AS DEMANDS for money go, it’s breathtaking.
By any measure, if you expect someone to repay more than £2,000 you produce some sort of evidence.
And you don’t leave it 15 years.
In fact the Department of Work and Pensions’ attempt to obtain £2,249.40 from Michelle Borden seems a lot like a spam email, sent to millions in the hope that one or two will pay up.
But unlike a spammer who can be safely ignored, the DWP is refusing to go away.
Michelle, aged 31, is being pursued for invalidity benefit that she allegedly received when she was still at school in 1996.

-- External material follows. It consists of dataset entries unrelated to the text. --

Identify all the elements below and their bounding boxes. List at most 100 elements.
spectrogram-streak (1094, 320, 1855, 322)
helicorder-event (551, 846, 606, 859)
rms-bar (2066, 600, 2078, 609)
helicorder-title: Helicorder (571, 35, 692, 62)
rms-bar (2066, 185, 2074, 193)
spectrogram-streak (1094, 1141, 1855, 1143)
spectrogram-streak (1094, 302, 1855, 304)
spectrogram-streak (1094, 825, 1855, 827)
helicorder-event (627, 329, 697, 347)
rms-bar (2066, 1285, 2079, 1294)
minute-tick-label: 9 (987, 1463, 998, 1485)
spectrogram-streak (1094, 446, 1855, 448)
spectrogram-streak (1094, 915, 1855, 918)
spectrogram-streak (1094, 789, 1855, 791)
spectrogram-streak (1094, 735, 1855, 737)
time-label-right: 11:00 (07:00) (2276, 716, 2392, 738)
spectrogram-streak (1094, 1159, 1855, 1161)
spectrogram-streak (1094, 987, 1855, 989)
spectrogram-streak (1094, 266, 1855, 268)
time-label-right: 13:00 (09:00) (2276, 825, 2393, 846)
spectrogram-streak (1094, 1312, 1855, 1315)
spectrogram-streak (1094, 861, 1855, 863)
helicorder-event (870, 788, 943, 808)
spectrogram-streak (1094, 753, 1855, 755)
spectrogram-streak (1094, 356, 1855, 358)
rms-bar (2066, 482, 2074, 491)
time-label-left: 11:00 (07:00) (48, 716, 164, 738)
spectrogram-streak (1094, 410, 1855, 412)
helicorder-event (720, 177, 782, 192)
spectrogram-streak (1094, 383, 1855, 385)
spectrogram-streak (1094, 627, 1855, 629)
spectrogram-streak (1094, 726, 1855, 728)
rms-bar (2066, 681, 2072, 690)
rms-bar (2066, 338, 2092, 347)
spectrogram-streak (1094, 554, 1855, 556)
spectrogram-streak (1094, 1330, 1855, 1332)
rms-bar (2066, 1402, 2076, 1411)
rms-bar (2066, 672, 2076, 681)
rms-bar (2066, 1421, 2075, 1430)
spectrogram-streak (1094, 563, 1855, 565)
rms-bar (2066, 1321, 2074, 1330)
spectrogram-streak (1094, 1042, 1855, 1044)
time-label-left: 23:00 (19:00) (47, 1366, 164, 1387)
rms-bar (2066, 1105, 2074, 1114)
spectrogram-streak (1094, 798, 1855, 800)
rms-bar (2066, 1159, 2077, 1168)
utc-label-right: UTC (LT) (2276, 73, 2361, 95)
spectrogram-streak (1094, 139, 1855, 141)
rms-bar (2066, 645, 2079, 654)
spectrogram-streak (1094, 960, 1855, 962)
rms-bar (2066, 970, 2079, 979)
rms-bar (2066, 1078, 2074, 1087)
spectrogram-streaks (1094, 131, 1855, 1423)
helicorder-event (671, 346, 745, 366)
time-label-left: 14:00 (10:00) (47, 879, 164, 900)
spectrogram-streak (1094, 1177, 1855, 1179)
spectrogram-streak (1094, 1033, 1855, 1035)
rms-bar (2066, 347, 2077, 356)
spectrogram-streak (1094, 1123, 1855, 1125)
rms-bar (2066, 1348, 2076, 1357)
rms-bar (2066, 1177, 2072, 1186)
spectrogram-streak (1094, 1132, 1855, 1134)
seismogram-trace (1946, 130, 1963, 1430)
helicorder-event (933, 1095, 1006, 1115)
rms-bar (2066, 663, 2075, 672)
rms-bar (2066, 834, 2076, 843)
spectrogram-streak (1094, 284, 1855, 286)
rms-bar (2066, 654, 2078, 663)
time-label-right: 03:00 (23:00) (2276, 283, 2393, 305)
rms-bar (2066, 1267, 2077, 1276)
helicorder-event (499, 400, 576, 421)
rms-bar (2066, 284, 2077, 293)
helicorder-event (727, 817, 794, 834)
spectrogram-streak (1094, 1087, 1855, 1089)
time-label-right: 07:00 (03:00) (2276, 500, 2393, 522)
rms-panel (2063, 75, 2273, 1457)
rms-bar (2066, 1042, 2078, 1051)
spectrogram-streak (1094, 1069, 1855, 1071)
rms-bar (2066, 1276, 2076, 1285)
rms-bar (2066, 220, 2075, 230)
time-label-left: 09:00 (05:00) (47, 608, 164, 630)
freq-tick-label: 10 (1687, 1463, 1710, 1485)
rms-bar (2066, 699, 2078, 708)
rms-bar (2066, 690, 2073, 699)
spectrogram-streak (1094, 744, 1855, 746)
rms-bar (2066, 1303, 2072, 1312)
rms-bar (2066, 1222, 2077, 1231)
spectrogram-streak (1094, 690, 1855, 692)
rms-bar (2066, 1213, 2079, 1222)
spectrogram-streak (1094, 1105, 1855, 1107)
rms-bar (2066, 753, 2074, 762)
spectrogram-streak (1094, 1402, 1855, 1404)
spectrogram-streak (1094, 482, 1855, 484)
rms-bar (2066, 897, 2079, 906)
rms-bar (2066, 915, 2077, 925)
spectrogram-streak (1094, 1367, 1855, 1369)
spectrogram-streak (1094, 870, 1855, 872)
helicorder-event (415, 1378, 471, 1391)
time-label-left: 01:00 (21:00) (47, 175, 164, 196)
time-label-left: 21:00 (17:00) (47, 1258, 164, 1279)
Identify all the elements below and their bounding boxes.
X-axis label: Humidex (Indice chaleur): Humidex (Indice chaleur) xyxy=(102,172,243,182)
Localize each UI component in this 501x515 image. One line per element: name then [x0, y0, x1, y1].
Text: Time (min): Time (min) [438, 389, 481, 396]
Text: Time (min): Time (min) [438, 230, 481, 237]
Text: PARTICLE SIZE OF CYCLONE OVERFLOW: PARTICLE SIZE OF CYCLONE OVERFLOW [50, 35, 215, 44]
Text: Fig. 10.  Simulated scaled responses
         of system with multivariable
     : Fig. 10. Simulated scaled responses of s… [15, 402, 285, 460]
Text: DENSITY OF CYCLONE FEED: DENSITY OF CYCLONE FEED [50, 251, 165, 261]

A letter arrived out of the blue stating, ‘we are writing to you about the money you owe. You have been contacted previously explaining why’.
Alarmed, Michelle got straight on the phone to demand an explanation from the DWP.
This is when she discovered that there was no evidence to back up the demand and no record of when she had been contacted.
The DWP simply brushed her aside: ‘The evidence would have been available to the decision-maker at the time, by law we can recover the outstanding debt’.
Michelle, of Hartley Brook Avenue, Shiregreen, said: “I’ve never claimed anything from the DWP and I’ve worked since school.
“I think they’ve muddled me up with someone else, but they are refusing to see sense.”
THE DWP has dropped its demands after a call from Action Desk.
A spokesman said: “We have investigated and decided that we will not be seeking recovery of this overpayment. We will be contacting Mrs Borden to apologise for the inconvenience caused.”
Michelle was 16 when she finished school in July 1996.
She started work at Somerfield supermarket in October of that year. She is still there, although it is now a Co-op.
And although she married, when she lost her maiden name Brodie, she says she has always been traceable through her national insurance number.
Michelle added: “If they had contacted me at any time I wouldn’t have ignored it.
“Two thousand is a lot of money now, let alone then.”